Durante uma longa ausência de Hitler do salão de banquetes, considerado um erro estratégico do füher, os três acabaram liberados por Ludendorff, com o compromisso de que, ainda naquela noite, todos se reuniriam no Ministério da Guerra em Munique para combinar a marcha sobre Berlim, o que, obviamente, não aconteceu, e o evento da cervejaria se dispersou naquela noite.
O gerente da Bürgerbräu, avaliando os estragos da noite, enviou tempos depois uma conta ao partido nazista no total de 11.344.000.000.000 de marcos para reparação dos prejuízos. Além das enormes quantidades de comida, cerveja e café consumidos, havia uma longa lista de cobrança por itens furtados ou quebrados: 143 canecos de cerveja, 80 copos, 98 banquinhos, duas estantes de música, um espelho e 148 talheres. Estranhamente, a conta não mencionava os buracos à bala no teto e não se sabe se os mais de 11,3 quatrilhões de marcos foram efetivamente pagos. Os salões da enorme Bürgerbräu tinham capacidade de abrigar cerca de 3 mil pessoas.
No dia seguinte à confusão na cervejaria, 9 de novembro, os nazistas programaram uma passeata pelas ruas de Munique.
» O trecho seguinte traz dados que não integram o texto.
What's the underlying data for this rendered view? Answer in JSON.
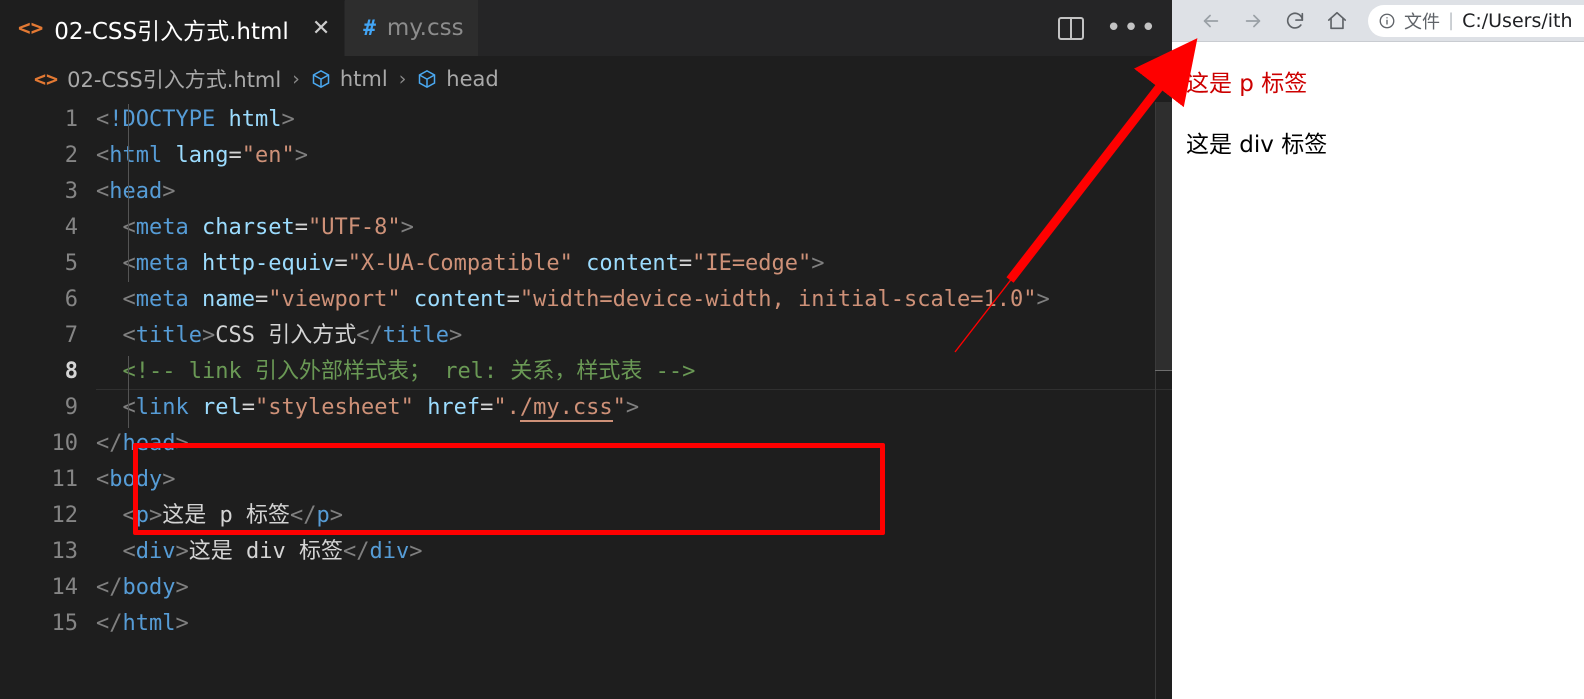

Porém, não contavam com a contraofensiva ao putsch liderada por agentes militares e policiais locais, sob as ordens e apoio oficial de Berlim. Os três homens poderosos reféns na noite anterior na cervejaria – Kahr, Lossow e Seisser – também apoiaram as forças legalistas.
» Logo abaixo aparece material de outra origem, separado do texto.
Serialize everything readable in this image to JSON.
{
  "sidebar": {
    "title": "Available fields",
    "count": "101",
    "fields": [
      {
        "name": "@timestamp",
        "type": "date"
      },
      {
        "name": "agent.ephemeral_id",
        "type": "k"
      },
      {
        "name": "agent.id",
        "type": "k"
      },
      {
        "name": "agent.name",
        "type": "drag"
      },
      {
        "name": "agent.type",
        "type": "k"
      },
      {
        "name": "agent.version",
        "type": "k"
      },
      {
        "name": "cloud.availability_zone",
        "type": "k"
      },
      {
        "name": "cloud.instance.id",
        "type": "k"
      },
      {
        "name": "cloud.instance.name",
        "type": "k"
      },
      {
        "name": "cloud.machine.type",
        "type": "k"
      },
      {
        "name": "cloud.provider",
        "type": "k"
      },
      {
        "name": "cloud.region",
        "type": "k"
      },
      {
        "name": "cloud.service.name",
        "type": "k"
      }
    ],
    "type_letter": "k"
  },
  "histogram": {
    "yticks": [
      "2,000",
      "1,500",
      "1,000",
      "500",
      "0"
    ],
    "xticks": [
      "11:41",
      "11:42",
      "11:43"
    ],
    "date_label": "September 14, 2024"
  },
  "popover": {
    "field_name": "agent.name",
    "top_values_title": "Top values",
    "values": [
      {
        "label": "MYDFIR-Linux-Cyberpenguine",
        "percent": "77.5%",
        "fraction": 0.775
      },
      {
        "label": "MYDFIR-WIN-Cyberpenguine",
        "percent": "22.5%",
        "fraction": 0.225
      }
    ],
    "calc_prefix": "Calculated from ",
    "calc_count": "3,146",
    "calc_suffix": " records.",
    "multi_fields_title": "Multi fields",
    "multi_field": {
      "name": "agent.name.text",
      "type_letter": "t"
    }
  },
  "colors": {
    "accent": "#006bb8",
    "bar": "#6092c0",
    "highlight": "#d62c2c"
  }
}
Após marcharem por cerca de duas horas, as centenas de manifestantes com bandeiras de suásticas, entonando gritos de “Heil Hitler” e escoltados pela Stosstrupp chegaram à região da Odeonsplatz, no centro da cidade, onde havia policiais e soldados legalistas fortemente munidos e carregados.
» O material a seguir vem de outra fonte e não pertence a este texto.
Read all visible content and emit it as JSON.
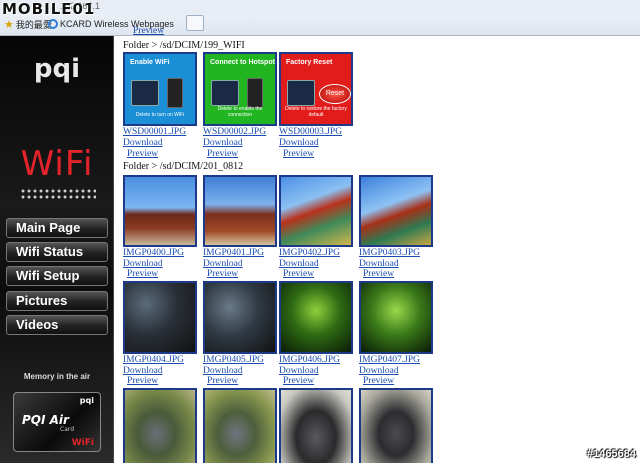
{
  "browser": {
    "logo": "MOBILE01",
    "address_fragment": "192.168.1",
    "favorites_label": "我的最愛",
    "tab_label": "KCARD Wireless Webpages"
  },
  "sidebar": {
    "brand": "pqi",
    "wifi_label": "WiFi",
    "nav": [
      {
        "label": "Main Page"
      },
      {
        "label": "Wifi Status"
      },
      {
        "label": "Wifi Setup"
      },
      {
        "label": "Pictures"
      },
      {
        "label": "Videos"
      }
    ],
    "tagline": "Memory in the air",
    "card": {
      "brand": "pqi",
      "name": "PQI Air",
      "sub": "Card",
      "wifi": "WiFi"
    }
  },
  "content": {
    "top_preview": "Preview",
    "folders": [
      {
        "label": "Folder > /sd/DCIM/199_WIFI",
        "files": [
          {
            "name": "WSD00001.JPG",
            "download": "Download",
            "preview": "Preview",
            "thumb_title": "Enable WiFi",
            "thumb_caption": "Delete to turn on WiFi",
            "color": "#1a8fd6"
          },
          {
            "name": "WSD00002.JPG",
            "download": "Download",
            "preview": "Preview",
            "thumb_title": "Connect to Hotspot",
            "thumb_caption": "Delete to enable the connection",
            "color": "#22b522"
          },
          {
            "name": "WSD00003.JPG",
            "download": "Download",
            "preview": "Preview",
            "thumb_title": "Factory Reset",
            "thumb_caption": "Delete to restore the factory default",
            "color": "#e21b1b",
            "button": "Reset"
          }
        ]
      },
      {
        "label": "Folder > /sd/DCIM/201_0812",
        "files": [
          {
            "name": "IMGP0400.JPG",
            "download": "Download",
            "preview": "Preview"
          },
          {
            "name": "IMGP0401.JPG",
            "download": "Download",
            "preview": "Preview"
          },
          {
            "name": "IMGP0402.JPG",
            "download": "Download",
            "preview": "Preview"
          },
          {
            "name": "IMGP0403.JPG",
            "download": "Download",
            "preview": "Preview"
          },
          {
            "name": "IMGP0404.JPG",
            "download": "Download",
            "preview": "Preview"
          },
          {
            "name": "IMGP0405.JPG",
            "download": "Download",
            "preview": "Preview"
          },
          {
            "name": "IMGP0406.JPG",
            "download": "Download",
            "preview": "Preview"
          },
          {
            "name": "IMGP0407.JPG",
            "download": "Download",
            "preview": "Preview"
          }
        ]
      }
    ]
  },
  "watermark": "#1465684"
}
Do nada, começou uma grande confusão. “Ninguém, na ocasião ou depois, respondeu satisfatoriamente sobre quem disparou o primeiro tiro. Os putschistas culparam a polícia e vice-versa”, diz King, em seu livro. O que se sabe é que, iniciado o combate, tudo virou “horror, agonia e confusão”.
Na Odeonsplatz e ruas próximas, policiais atiravam furiosamente contra os manifestantes, sendo revidados pelos milicianos armados. Tudo aconteceu com “a velocidade de um raio”, conforme descreveu Ludendorff sobre a área de Munique transformada em praça de guerra.
O saldo da carnificina foram 20 mortos, entre nazistas, policiais e um homem, garçom, chamado Karl Kuhn, que não tinha nada a ver com a manifestação e estava apenas cruzando a praça em direção ao trabalho. O golpe que pretendia derrubar o presidente da república fora completamente sufocado e debelado a bala, mas as mortes de manifestantes serviriam para a propaganda nazista. “O golpe não deu certo porque eles não tinham armamentos e formação militasuficiente. Mas esses mortos vão se tornar mártires e heróis da causa nacional-socialista”, explica o professor Santana, do Mackenzie.
Hitler, não se sabe como, conseguiu escapar da confusão na Odeonsplatz e foi para a casa de um correligionário, Ernst Hanfstaengl, na aldeia de Uffing, a cerca de 20 quilômetros ao sul de Munique. No abrigo, desesperado com o fracasso do golpe, Hitler pensou seriamente em cometer suicídio, mas foi dissuadido pela família de Hanfstaengl. Dois dias depois, foi preso por policiais que faziam buscas na região. Cabisbaixo, em momento algum resistiu à prisão.
Hitler e seus companheiros foram condenados a cinco anos de prisão por alta traição à pátria, mas ficaram poucos meses atrás das grades e foram soltos em seguida. Um dos maiores medos do líder nazista era a deportação pelos crimes obtidos para a Áustria, já que ainda não era oficialmente um cidadão alemão. Mas isso não aconteceu. Em um julgamento considerado muito brando para todos os envolvidos no putsch, Ludendorff foi absolvido.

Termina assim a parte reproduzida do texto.